Amplifiers are inherently nonlinear devices and therefore the output is not a perfect magnification of the input and distortions of various types occur (not always measureable) that may be time dependent. Amplifiers have different overload margins when handling 'big' siganls and some are more able to react faster to a rapidly changing input signal than others. Loudspeakers (and cables) oppose current presenting a complex impedance with both resistive and reactance terms that vary by frequency. Two 50 watt amplifiers (as measured into a purely resistive 8Ω) may sound vary different from each other under a real world load. Sound quality is strongly related to how well an amplifier is made. Expensive amplifiers use selected and/or custom manufactured components, and take longer to hand build requiring more verification steps (matching transistors). Less expensive amplifiers are built quicker on automated platforms using of-the- shelf components with wider tolerances and receive less rigorous calibration procedures.

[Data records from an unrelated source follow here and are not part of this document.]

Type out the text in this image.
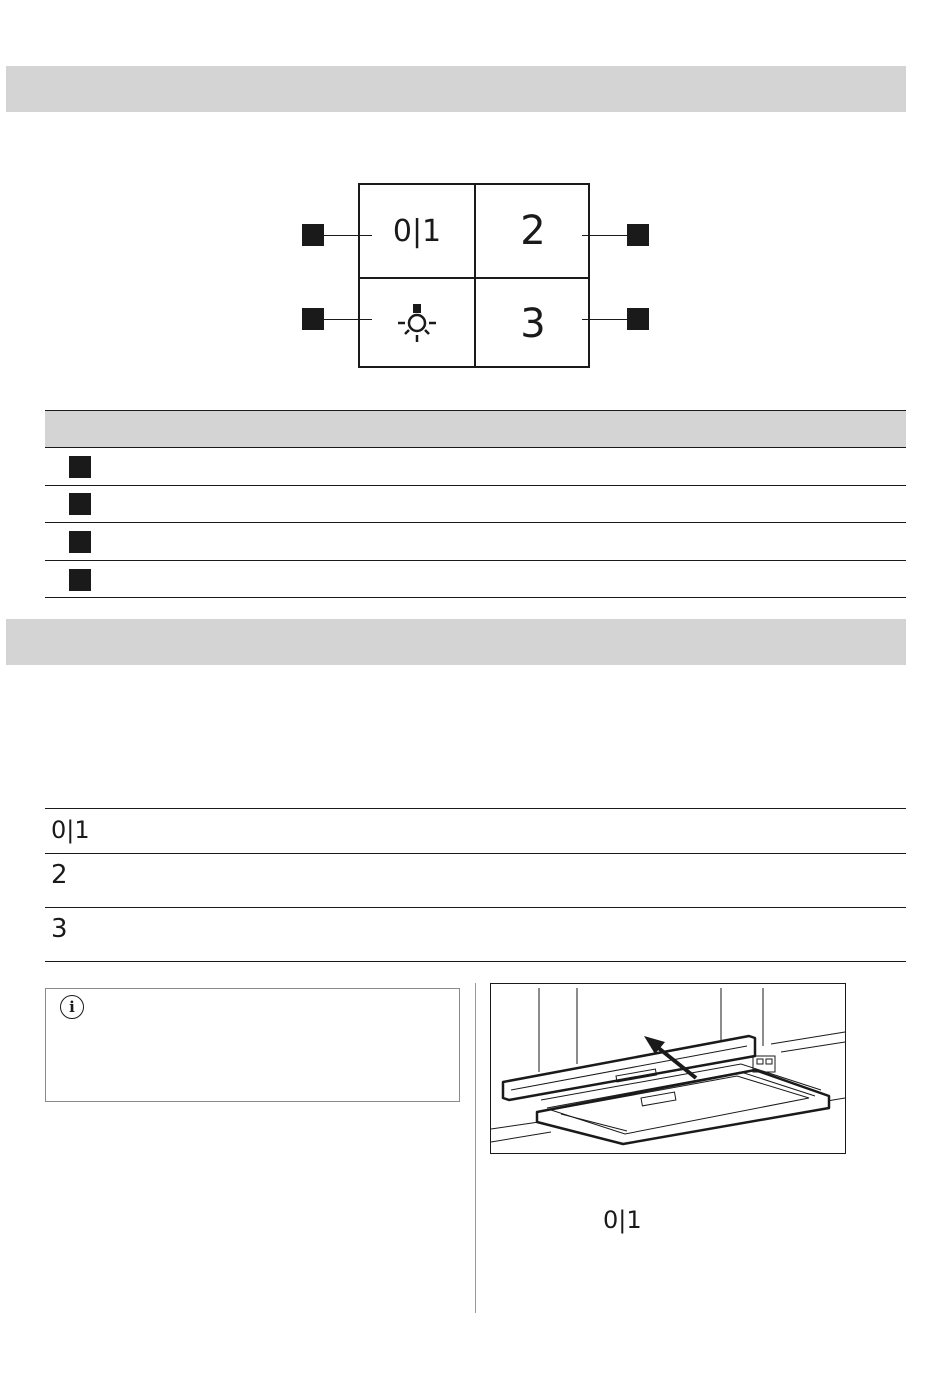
0|1	2
3
0|1
2
3
i
0|1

At kemela the emphasis is on solid state. While tube designs have the virtue of simplicity and impedance matching output transformers, hysteresis (magnetic induction lags behind magnetizing force) and core saturation have a deleterious effect on the sound. Large transformers are expensive to build, tubes put out significant heat, suffer from performance deterioration over time, and require periodic replacement. Improving traditional tube designs to keep up with ever better analog and digital sources is more limited than solid state and todays high resolution recordings reveal tube amplifier colorations and energy limitations more so than in the past. Really good tube amplifiers are comparatively more expensive.
Deciding how much to spend on a system and the allocation of funds across the parts of a system is never straight forward. Loudspeakers are at the end of the chain and will reflect the signal passed into them. A poor signal with limited current in the bass - especially with poor speaker cables - won't bring the best out of the speakers.
The length of time you plan to keep an amplifier may determine if the manufacturers warranty is important to you. Who, where and how long it takes to have a product serviced is also relevant.